The feeling seems to be mutual.
“I think she’s great to work with, because she really pushes you as a student. And she’s by force going to pull it out,” said Shanik Moore, a Brenau senior who has taken several classes from Cooper-Ashirifi’s.
The dance education major said Cooper-Ashirifi teaches real-world values and doesn’t baby students, which will prepare her for life after graduation.
Moore also decided to follow a similar path as Cooper-Ashirifi. Originally, she enrolled as a dance performance major but changed to dance education.
“I think I have a greater opportunity there to impact more lives and also it’s more substantial,” she said. “With this, you have a certificate to teach in schools, and you can eventually progress to university status.”
The dance program at Brenau is open to male and female students. Several shows are open to the public each year, including the annual Evening of Dance in November that showcases works by students taking dance composition II. It gives students a chance to learn how to put together a dance production, Cooper-Ashirifi said.
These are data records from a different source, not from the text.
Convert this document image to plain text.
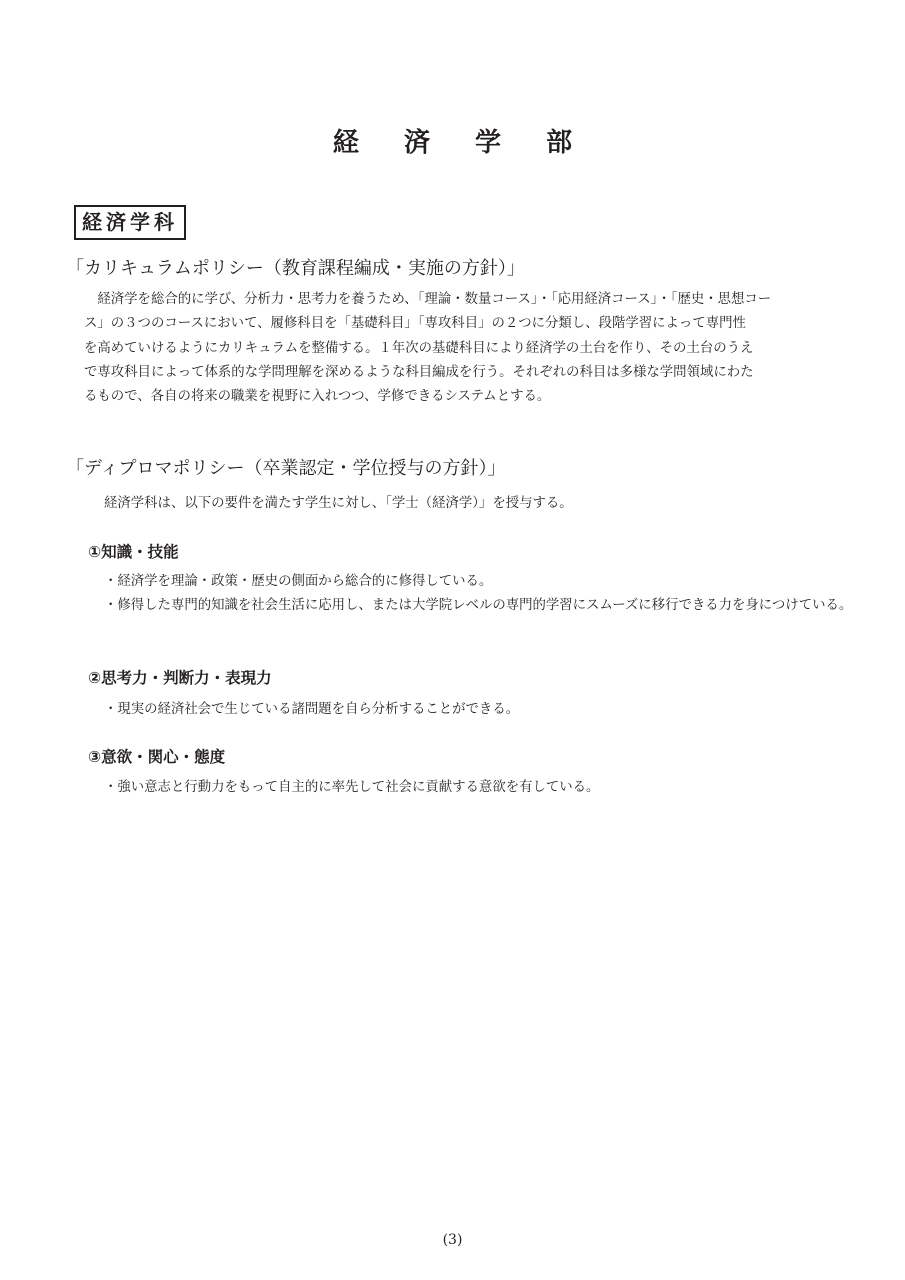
経 済 学 部
経済学科
「カリキュラムポリシー（教育課程編成・実施の方針）」

　経済学を総合的に学び、分析力・思考力を養うため、「理論・数量コース」・「応用経済コース」・「歴史・思想コー

ス」の３つのコースにおいて、履修科目を「基礎科目」「専攻科目」の２つに分類し、段階学習によって専門性

を高めていけるようにカリキュラムを整備する。１年次の基礎科目により経済学の土台を作り、その土台のうえ

で専攻科目によって体系的な学問理解を深めるような科目編成を行う。それぞれの科目は多様な学問領域にわた

るもので、各自の将来の職業を視野に入れつつ、学修できるシステムとする。

「ディプロマポリシー（卒業認定・学位授与の方針）」
経済学科は、以下の要件を満たす学生に対し、「学士（経済学）」を授与する。
①知識・技能
・経済学を理論・政策・歴史の側面から総合的に修得している。
・修得した専門的知識を社会生活に応用し、または大学院レベルの専門的学習にスムーズに移行できる力を身につけている。
②思考力・判断力・表現力
・現実の経済社会で生じている諸問題を自ら分析することができる。
③意欲・関心・態度
・強い意志と行動力をもって自主的に率先して社会に貢献する意欲を有している。
(3)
Brenau students aren’t the only ones to learn from Cooper-Ashirifi’s expertise. She travels for residency opportunities at other colleges and universities. She recently received her second residency at Amherst College in Massachusetts, where she will focus on black women and dance and the complexity of the black dancing body.
Residencies typically last three to five days and allow colleges or universities to bring in educators who have specialties in the topics they will address.
“The black dancing body has been and is viewed as an entity encapsulated by the African Diaspora and is given the label of ‘over sexuality’ through lens of society,” Cooper-Ashirifi said.
A diaspora is a group of people who live outside the area in which they had lived for a long time or in which their ancestors lived.
“Why is the black body viewed as a sexual ‘object?’” Cooper-Ashirifi asked. “This question and statement is what I lecture about and research about in regards to black dancing bodies and dance being underrepresented and discriminating(ly) labeled in order to ostracize.”
Outside of work, Cooper-Ashirifi performs in a West African dance troupe in Chattanooga performing throughout the Southeast. She also enjoys cooking and spending time with friends and family, including husband, Kwabena, and 16-month-old son, Cooper Nana.